Baldwin’s lawsuit against Costner over BP deal begins

Two Hollywood stars could spend the next two weeks in a New Orleans courtroom on opposing sides in a legal drama.

Baldwin’s lawsuit against Costner over BP deal begins

Jury selection was scheduled yesterday for Stephen Baldwin’s federal lawsuit against fellow actor Kevin Costner over their investments in a device BP used in trying to clean up the huge Gulf of Mexico oil spill. Both are expected to testify.

The lawsuit claims that Costner and a business partner duped Baldwin and a friend, Spyridon Contogouris, out of their shares of an $18m (€14.4m) deal for BP to buy centrifuges — which separate oil from water — after the Apr 2010 spill.

Both Baldwin and Contogouris said they did not know about the deal when they agreed to sell their shares of Ocean Therapy Solutions — a firm that marketed the centrifuges to BP — for $1.4m and $500,000 respectively.

BP ordered 32 of the centrifuges and deployed a few on a barge in June 2010. BP capped its blown-out Macondo well in July 2010 and kept more oil from leaking until the well was permanently sealed in Sept 2010.

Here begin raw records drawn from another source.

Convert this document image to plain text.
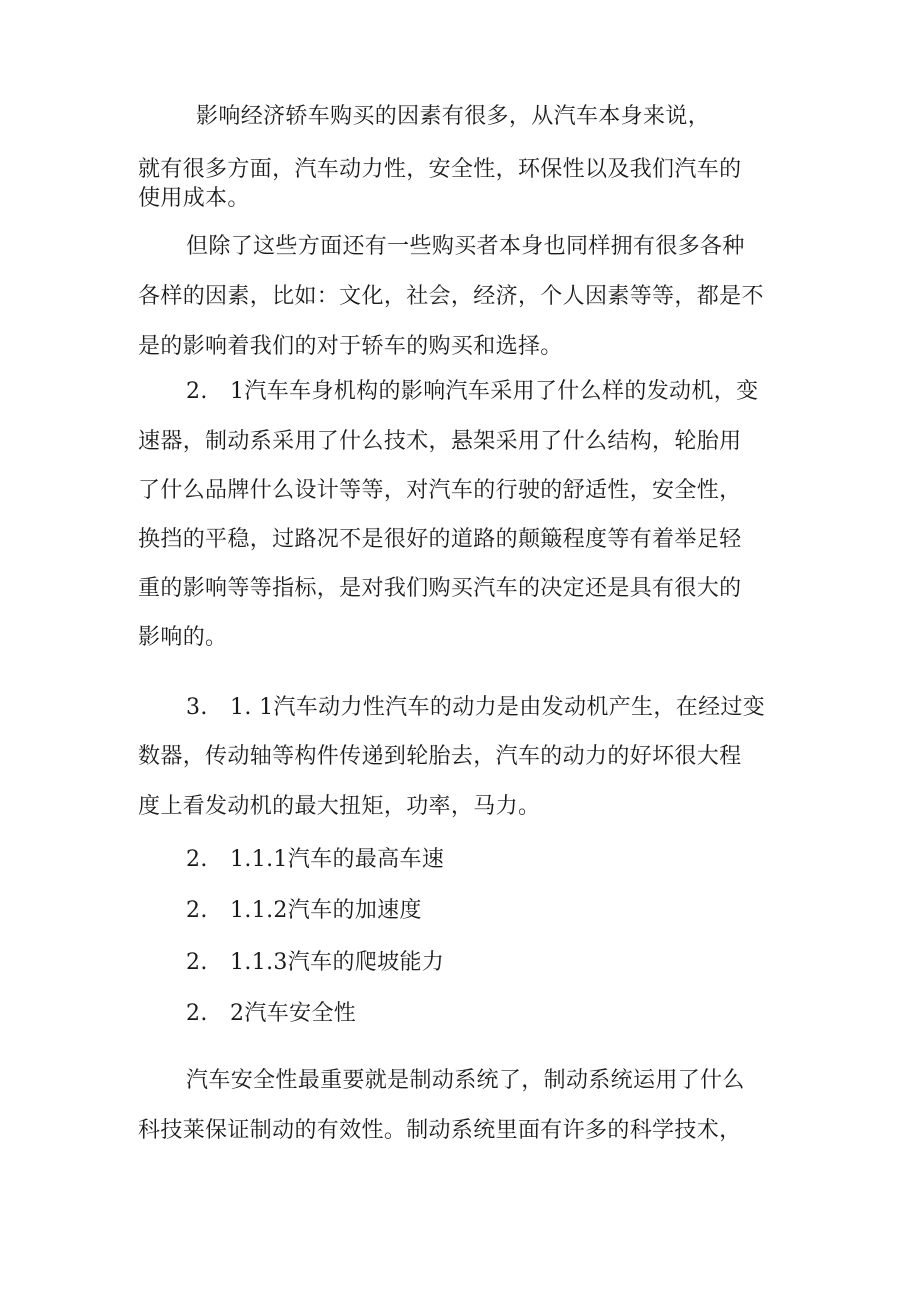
影响经济轿车购买的因素有很多，从汽车本身来说，
就有很多方面，汽车动力性，安全性，环保性以及我们汽车的
使用成本。
但除了这些方面还有一些购买者本身也同样拥有很多各种
各样的因素，比如：文化，社会，经济，个人因素等等，都是不
是的影响着我们的对于轿车的购买和选择。
2.　1汽车车身机构的影响汽车采用了什么样的发动机，变
速器，制动系采用了什么技术，悬架采用了什么结构，轮胎用
了什么品牌什么设计等等，对汽车的行驶的舒适性，安全性，
换挡的平稳，过路况不是很好的道路的颠簸程度等有着举足轻
重的影响等等指标，是对我们购买汽车的决定还是具有很大的
影响的。
3.　1. 1汽车动力性汽车的动力是由发动机产生，在经过变
数器，传动轴等构件传递到轮胎去，汽车的动力的好坏很大程
度上看发动机的最大扭矩，功率，马力。
2.　1.1.1汽车的最高车速
2.　1.1.2汽车的加速度
2.　1.1.3汽车的爬坡能力
2.　2汽车安全性
汽车安全性最重要就是制动系统了，制动系统运用了什么
科技莱保证制动的有效性。制动系统里面有许多的科学技术，
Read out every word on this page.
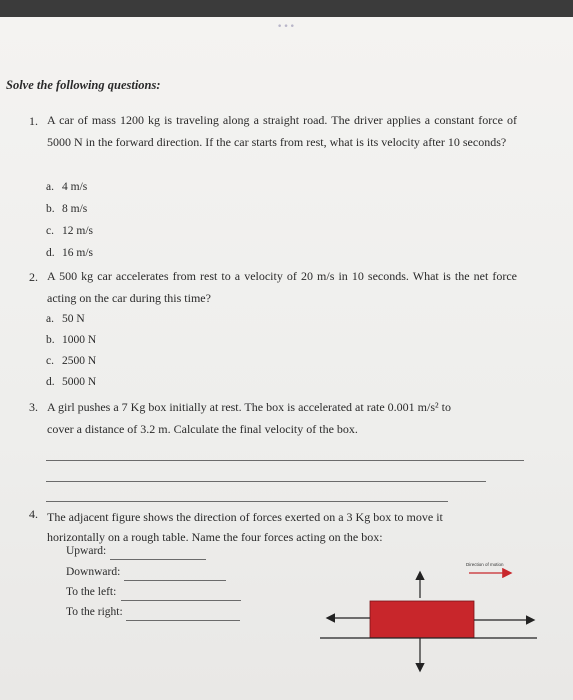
•••
Solve the following questions:
1. A car of mass 1200 kg is traveling along a straight road. The driver applies a constant force of 5000 N in the forward direction. If the car starts from rest, what is its velocity after 10 seconds?
a. 4 m/s
b. 8 m/s
c. 12 m/s
d. 16 m/s
2. A 500 kg car accelerates from rest to a velocity of 20 m/s in 10 seconds. What is the net force acting on the car during this time?
a. 50 N
b. 1000 N
c. 2500 N
d. 5000 N
3. A girl pushes a 7 Kg box initially at rest. The box is accelerated at rate 0.001 m/s² to
cover a distance of 3.2 m. Calculate the final velocity of the box.
4. The adjacent figure shows the direction of forces exerted on a 3 Kg box to move it
horizontally on a rough table. Name the four forces acting on the box:
Upward:
Downward:
To the left:
To the right:
Direction of motion
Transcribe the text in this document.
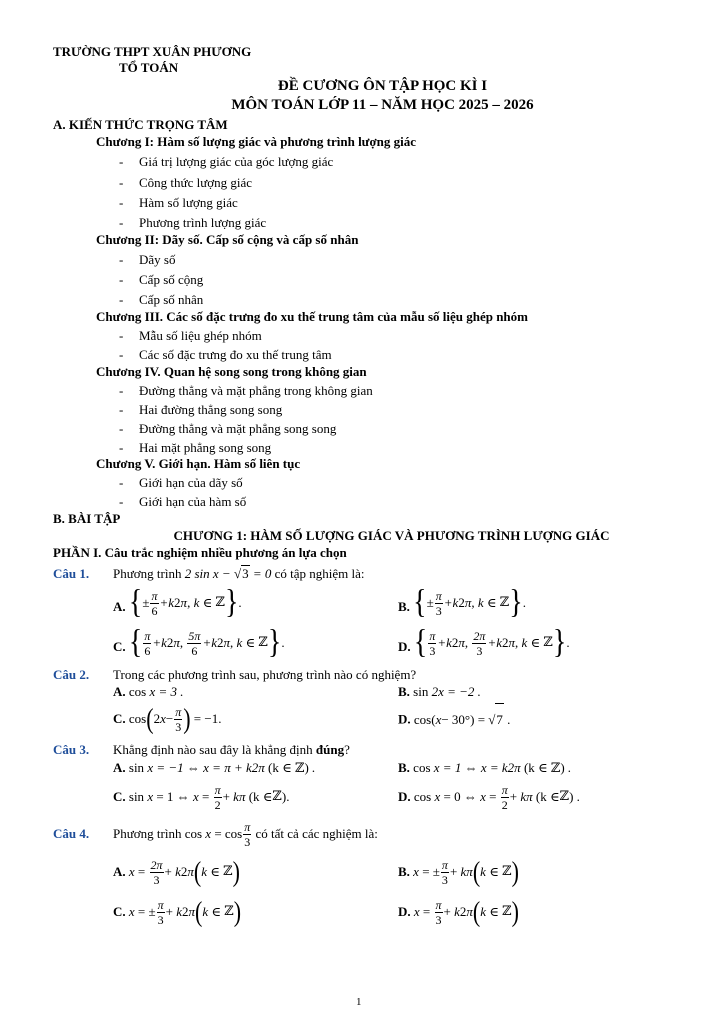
TRƯỜNG THPT XUÂN PHƯƠNG
TỔ TOÁN
ĐỀ CƯƠNG ÔN TẬP HỌC KÌ I
MÔN TOÁN LỚP 11 – NĂM HỌC 2025 – 2026
A. KIẾN THỨC TRỌNG TÂM
Chương I: Hàm số lượng giác và phương trình lượng giác
- Giá trị lượng giác của góc lượng giác
- Công thức lượng giác
- Hàm số lượng giác
- Phương trình lượng giác
Chương II: Dãy số. Cấp số cộng và cấp số nhân
- Dãy số
- Cấp số cộng
- Cấp số nhân
Chương III. Các số đặc trưng đo xu thế trung tâm của mẫu số liệu ghép nhóm
- Mẫu số liệu ghép nhóm
- Các số đặc trưng đo xu thế trung tâm
Chương IV. Quan hệ song song trong không gian
- Đường thẳng và mặt phẳng trong không gian
- Hai đường thẳng song song
- Đường thẳng và mặt phẳng song song
- Hai mặt phẳng song song
Chương V. Giới hạn. Hàm số liên tục
- Giới hạn của dãy số
- Giới hạn của hàm số
B. BÀI TẬP
CHƯƠNG 1: HÀM SỐ LƯỢNG GIÁC VÀ PHƯƠNG TRÌNH LƯỢNG GIÁC
PHẦN I. Câu trắc nghiệm nhiều phương án lựa chọn
Câu 1. Phương trình 2 sin x − √3 = 0 có tập nghiệm là:
A. { ± $\frac{\pi}{6} +k$ 2 π , k ∈ ℤ } .	B. { ± $\frac{\pi}{3} +k$ 2 π , k ∈ ℤ } .
C. { $\frac{\pi}{6} +k$ 2 π , $\frac{5\pi}{6} +k$ 2 π , k ∈ ℤ } .	D. { $\frac{\pi}{3} +k$ 2 π , $\frac{2\pi}{3} +k$ 2 π , k ∈ ℤ } .
Câu 2. Trong các phương trình sau, phương trình nào có nghiệm?
A. cos x = 3 .	B. sin 2x = −2 .
C. cos ( 2 $x - \frac{\pi}{3}$ ) = −1.	D. cos( x − 30°) = √ 7 .
Câu 3. Khẳng định nào sau đây là khẳng định đúng?
A. sin x = −1 ⇔ x = π + k2π (k ∈ ℤ) .	B. cos x = 1 ⇔ x = k2π (k ∈ ℤ) .
C. sin x = 1 ⇔ $x = \frac{\pi}{2} + k\pi$ (k ∈ ℤ ).	D. cos x = 0 ⇔ $x = \frac{\pi}{2} + k\pi$ (k ∈ ℤ ) .
Câu 4. Phương trình $\cos x = \cos \frac{\pi}{3}$ có tất cả các nghiệm là:
A. $x = \frac{2\pi}{3} + k$ 2 π ( k ∈ ℤ )	B. x = ± $\frac{\pi}{3} + k\pi$ ( k ∈ ℤ )
C. x = ± $\frac{\pi}{3} + k$ 2 π ( k ∈ ℤ )	D. $x = \frac{\pi}{3} + k$ 2 π ( k ∈ ℤ )
1
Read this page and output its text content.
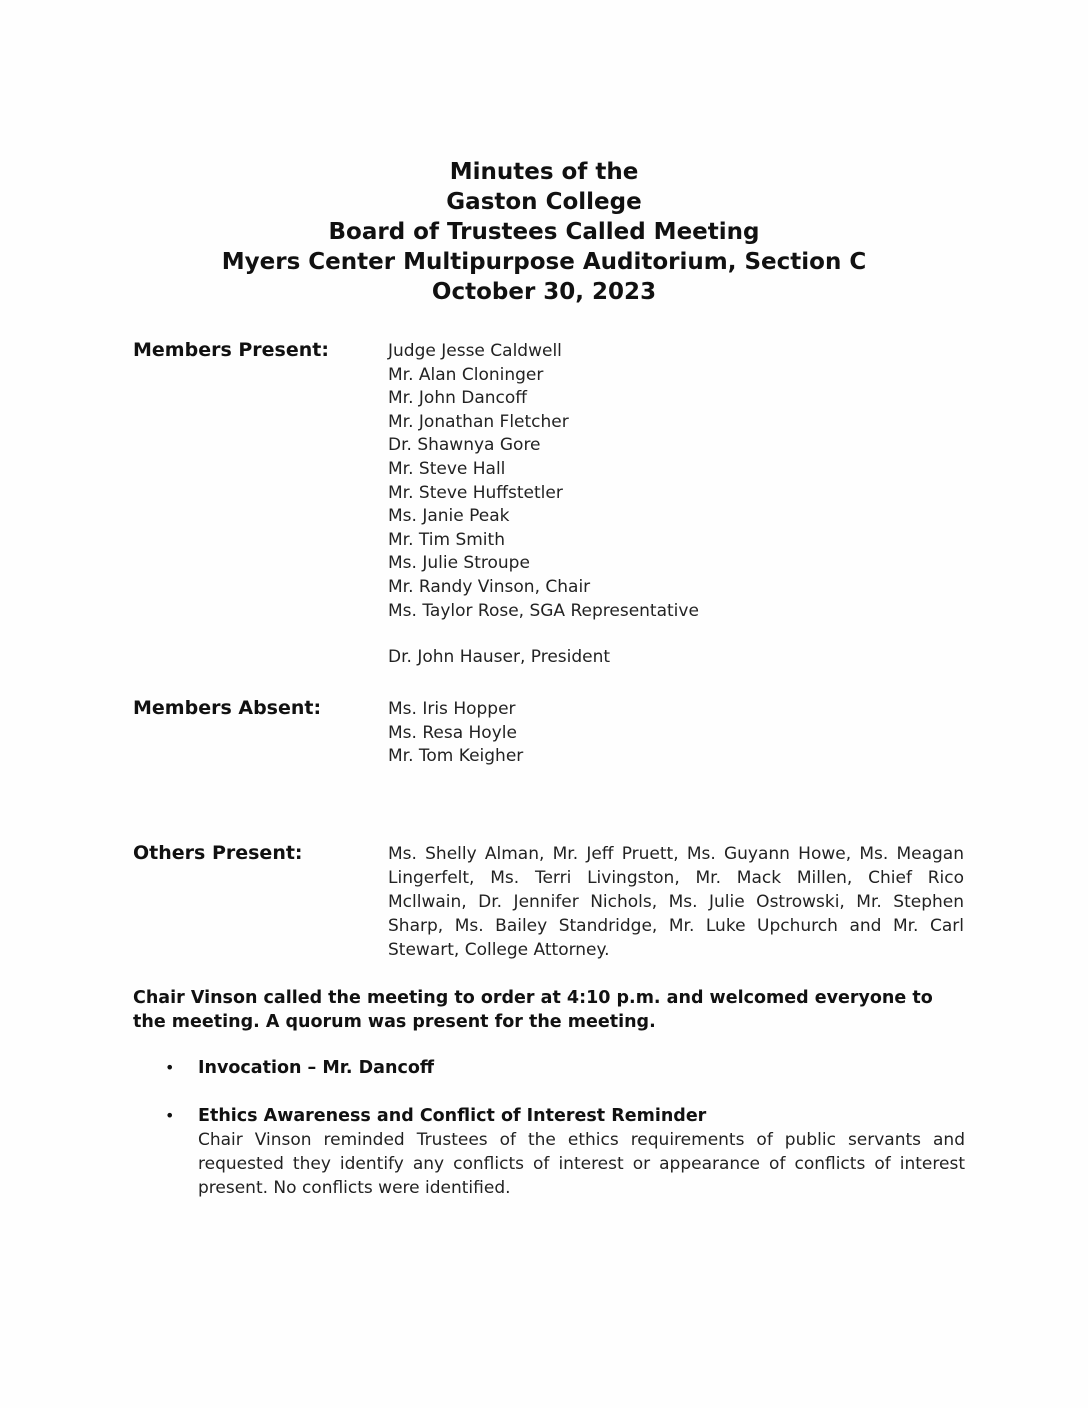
Minutes of the
Gaston College
Board of Trustees Called Meeting
Myers Center Multipurpose Auditorium, Section C
October 30, 2023
Members Present:	Judge Jesse Caldwell
Mr. Alan Cloninger
Mr. John Dancoff
Mr. Jonathan Fletcher
Dr. Shawnya Gore
Mr. Steve Hall
Mr. Steve Huffstetler
Ms. Janie Peak
Mr. Tim Smith
Ms. Julie Stroupe
Mr. Randy Vinson, Chair
Ms. Taylor Rose, SGA Representative
Dr. John Hauser, President
Members Absent:	Ms. Iris Hopper
Ms. Resa Hoyle
Mr. Tom Keigher
Others Present:	Ms. Shelly Alman, Mr. Jeff Pruett, Ms. Guyann Howe, Ms. Meagan Lingerfelt, Ms. Terri Livingston, Mr. Mack Millen, Chief Rico Mcllwain, Dr. Jennifer Nichols, Ms. Julie Ostrowski, Mr. Stephen Sharp, Ms. Bailey Standridge, Mr. Luke Upchurch and Mr. Carl Stewart, College Attorney.
Chair Vinson called the meeting to order at 4:10 p.m. and welcomed everyone to the meeting. A quorum was present for the meeting.
• Invocation – Mr. Dancoff
• Ethics Awareness and Conflict of Interest Reminder
Chair Vinson reminded Trustees of the ethics requirements of public servants and requested they identify any conflicts of interest or appearance of conflicts of interest present. No conflicts were identified.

Both Baldwin and Contogouris claim they were deliberately excluded from a June 8 meeting between Costner, his business partner Patrick Smith, and BP executive Doug Suttles, who agreed to make an $18m deposit on a $52m order for the 32 devices.

Later that month, Costner and Suttles visited LA to talk about the plan to use the centrifuges.

Both Baldwin and Contogouris say they were entitled to shares of BP’s deposit. Their lawsuit claims Costner and Smith schemed to use BP’s deposit to buy their shares in OTS.

Costner said he did not attend a meeting at which Contogouris agreed to sell his OTS interests.

Both Baldwin and Contogouris are seeking over $21m in damages.

Costner and other defendants are also seeking damages in counterclaims.